Reference: Paper-Reported Technique Improvements

Note: These are technique-level estimates derived from published papers. End-to-end validation on Squish with a loaded model on Apple Silicon has not yet been run for this wave. See dev/benchmarks/bench_eoe.py for the real-hardware benchmark harness.

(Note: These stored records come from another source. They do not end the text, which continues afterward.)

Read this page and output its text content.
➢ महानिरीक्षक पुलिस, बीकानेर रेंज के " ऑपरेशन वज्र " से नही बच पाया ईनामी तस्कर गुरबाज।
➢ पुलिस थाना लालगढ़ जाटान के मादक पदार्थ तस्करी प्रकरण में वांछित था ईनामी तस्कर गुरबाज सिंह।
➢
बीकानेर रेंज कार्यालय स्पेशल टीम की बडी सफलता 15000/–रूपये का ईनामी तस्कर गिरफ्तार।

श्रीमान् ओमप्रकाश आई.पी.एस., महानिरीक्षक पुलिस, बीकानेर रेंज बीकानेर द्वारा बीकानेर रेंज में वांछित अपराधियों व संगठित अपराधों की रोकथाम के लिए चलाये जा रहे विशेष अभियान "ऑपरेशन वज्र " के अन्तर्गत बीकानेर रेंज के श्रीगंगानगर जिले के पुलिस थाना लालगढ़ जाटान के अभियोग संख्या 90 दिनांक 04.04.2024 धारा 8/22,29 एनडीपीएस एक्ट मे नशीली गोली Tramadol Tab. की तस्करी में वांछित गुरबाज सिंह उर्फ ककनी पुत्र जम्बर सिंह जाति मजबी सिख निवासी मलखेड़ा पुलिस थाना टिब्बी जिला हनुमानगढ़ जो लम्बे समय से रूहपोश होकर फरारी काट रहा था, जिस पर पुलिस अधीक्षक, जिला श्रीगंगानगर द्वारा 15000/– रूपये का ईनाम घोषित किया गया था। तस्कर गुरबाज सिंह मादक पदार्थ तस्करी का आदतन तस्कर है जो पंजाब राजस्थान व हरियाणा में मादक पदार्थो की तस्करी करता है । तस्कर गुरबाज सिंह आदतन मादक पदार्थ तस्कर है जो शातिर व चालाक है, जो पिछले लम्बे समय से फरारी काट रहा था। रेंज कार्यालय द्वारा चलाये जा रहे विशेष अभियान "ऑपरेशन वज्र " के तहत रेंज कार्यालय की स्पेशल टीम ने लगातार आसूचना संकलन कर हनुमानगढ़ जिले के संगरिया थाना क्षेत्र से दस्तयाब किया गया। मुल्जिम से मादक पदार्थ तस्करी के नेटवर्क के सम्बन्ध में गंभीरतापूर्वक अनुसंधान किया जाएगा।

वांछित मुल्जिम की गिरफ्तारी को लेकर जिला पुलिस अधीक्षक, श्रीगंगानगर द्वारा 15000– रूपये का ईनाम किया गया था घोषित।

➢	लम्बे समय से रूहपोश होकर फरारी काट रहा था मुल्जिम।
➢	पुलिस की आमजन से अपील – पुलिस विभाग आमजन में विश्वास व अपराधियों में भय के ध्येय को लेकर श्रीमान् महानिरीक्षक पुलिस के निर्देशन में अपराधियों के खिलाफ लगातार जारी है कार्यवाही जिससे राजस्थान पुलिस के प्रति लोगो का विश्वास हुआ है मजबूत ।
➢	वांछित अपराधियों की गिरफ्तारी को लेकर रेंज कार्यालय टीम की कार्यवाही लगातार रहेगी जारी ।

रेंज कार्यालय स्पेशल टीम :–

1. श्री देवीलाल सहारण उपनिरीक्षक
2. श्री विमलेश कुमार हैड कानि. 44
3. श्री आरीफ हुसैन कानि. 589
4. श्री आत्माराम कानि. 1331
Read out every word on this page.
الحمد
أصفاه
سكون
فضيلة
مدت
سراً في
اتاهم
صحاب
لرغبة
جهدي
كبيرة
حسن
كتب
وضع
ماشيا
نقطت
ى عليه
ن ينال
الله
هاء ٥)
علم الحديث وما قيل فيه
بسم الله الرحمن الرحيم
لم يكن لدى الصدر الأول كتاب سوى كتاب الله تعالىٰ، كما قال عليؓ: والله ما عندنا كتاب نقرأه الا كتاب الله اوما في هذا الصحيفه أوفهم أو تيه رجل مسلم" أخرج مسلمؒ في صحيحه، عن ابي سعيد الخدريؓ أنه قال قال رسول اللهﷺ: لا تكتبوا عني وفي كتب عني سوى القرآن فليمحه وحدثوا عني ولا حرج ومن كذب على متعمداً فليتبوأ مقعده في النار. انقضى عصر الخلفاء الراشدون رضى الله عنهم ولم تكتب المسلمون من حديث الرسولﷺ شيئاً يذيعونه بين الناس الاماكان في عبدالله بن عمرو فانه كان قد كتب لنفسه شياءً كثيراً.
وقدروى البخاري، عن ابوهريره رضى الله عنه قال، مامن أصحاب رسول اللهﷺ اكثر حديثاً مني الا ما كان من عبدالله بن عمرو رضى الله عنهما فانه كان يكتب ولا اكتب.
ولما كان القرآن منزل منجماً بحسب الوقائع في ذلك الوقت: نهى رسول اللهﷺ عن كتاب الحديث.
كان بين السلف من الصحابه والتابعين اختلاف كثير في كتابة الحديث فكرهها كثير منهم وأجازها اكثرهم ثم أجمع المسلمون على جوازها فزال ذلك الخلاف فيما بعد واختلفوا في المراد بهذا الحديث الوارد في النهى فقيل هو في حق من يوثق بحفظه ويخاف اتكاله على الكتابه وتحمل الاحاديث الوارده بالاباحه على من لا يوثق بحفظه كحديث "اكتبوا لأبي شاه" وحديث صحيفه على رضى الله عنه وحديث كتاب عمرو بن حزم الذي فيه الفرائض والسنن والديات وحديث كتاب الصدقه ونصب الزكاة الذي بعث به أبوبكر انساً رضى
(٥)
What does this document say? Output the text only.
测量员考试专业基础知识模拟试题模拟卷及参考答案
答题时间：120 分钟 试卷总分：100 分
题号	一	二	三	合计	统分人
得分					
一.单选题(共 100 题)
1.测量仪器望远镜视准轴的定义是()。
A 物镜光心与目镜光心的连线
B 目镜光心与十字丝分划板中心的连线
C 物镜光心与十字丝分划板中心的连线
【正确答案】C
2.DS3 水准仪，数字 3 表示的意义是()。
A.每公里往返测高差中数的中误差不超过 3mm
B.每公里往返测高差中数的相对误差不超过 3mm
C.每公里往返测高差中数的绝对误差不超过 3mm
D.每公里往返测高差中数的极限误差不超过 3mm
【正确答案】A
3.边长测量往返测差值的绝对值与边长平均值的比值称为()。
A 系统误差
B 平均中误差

Technique Improvement Module
KV memory (FlashMLA latent) 4× reduction measured FlashMLACache compression_ratio
Attention FLOPs (NSA sparsity) sub-quadratic at high sparsity NativeSparseAttention
Sampling overhead zero intermediate alloc FusedSampler single-pass
KV fragmentation 0% post-defrag measured KVDefragmenter in-place compact
Long-context FLOPs O(chunk²) not O(seq²) DualChunkAttention
Peak GPU memory (offload) layer activation size freed ActivationOffloader
Attention FLOPs (morph) 25% reduction at seq=2048 AttentionMorpher
Speculative draft candidates n_heads per step HydraSpecDecoder multi-head
KV memory (seq compaction) pruned slots reclaimed SequenceCompactor zero-copy
Scheduling latency sub-µs prediction LatencyPredictor linear probe
Output quality (best-of-n) diversity-scored selection ParallelSampler
Context length (summarise) importance+recency pruning ContextSummarizer
Watermark detection z-score statistical TokenWatermarker Kirchenbauer
Structured gen validity 100% schema compliance SchemaGenEngine FSM
Memory scaling (tensor ∥) linear across devices TensorParallel
Attention FLOPs (seq ∥) distributed across devices SequenceParallel
KV migration overhead zero recompute on handoff KVMigrate pack/unpack
Prefill/decode specialisation separate hardware DisaggPrefill
Priority inversion SRPT preemption RequestPreempt
Routing latency <2 µs per request InferenceGateway
Deploy downtime canary → rollback ModelVersionSwap
APM overhead 0.18 µs per record ProductionProfiler
Batch efficiency SLO-objective driven AdaptiveBatcher
Safety gate cost no extra forward pass SafetyLayer logit-domain
Duplicate inference cosine-dedup short-circuit SemanticResponseCache
Tenant isolation hard ceiling per tenant RateLimiter token-bucket
Output validity 100% compliant outputs SchemaValidator
Audit tamper-evidence SHA-256 chained log AuditLogger

Accuracy Baseline

Wave 25-26 modules operate on attention patterns, sampling, and serving infrastructure. They do not modify weight values or quantisation, so generation quality is unchanged from the Squish INT8 baseline.

Task Score
ARC-Easy (acc_norm) 73.5%
HellaSwag (acc_norm) 62.0%
WinoGrande (acc) 67.0%
PIQA (acc_norm) 76.5%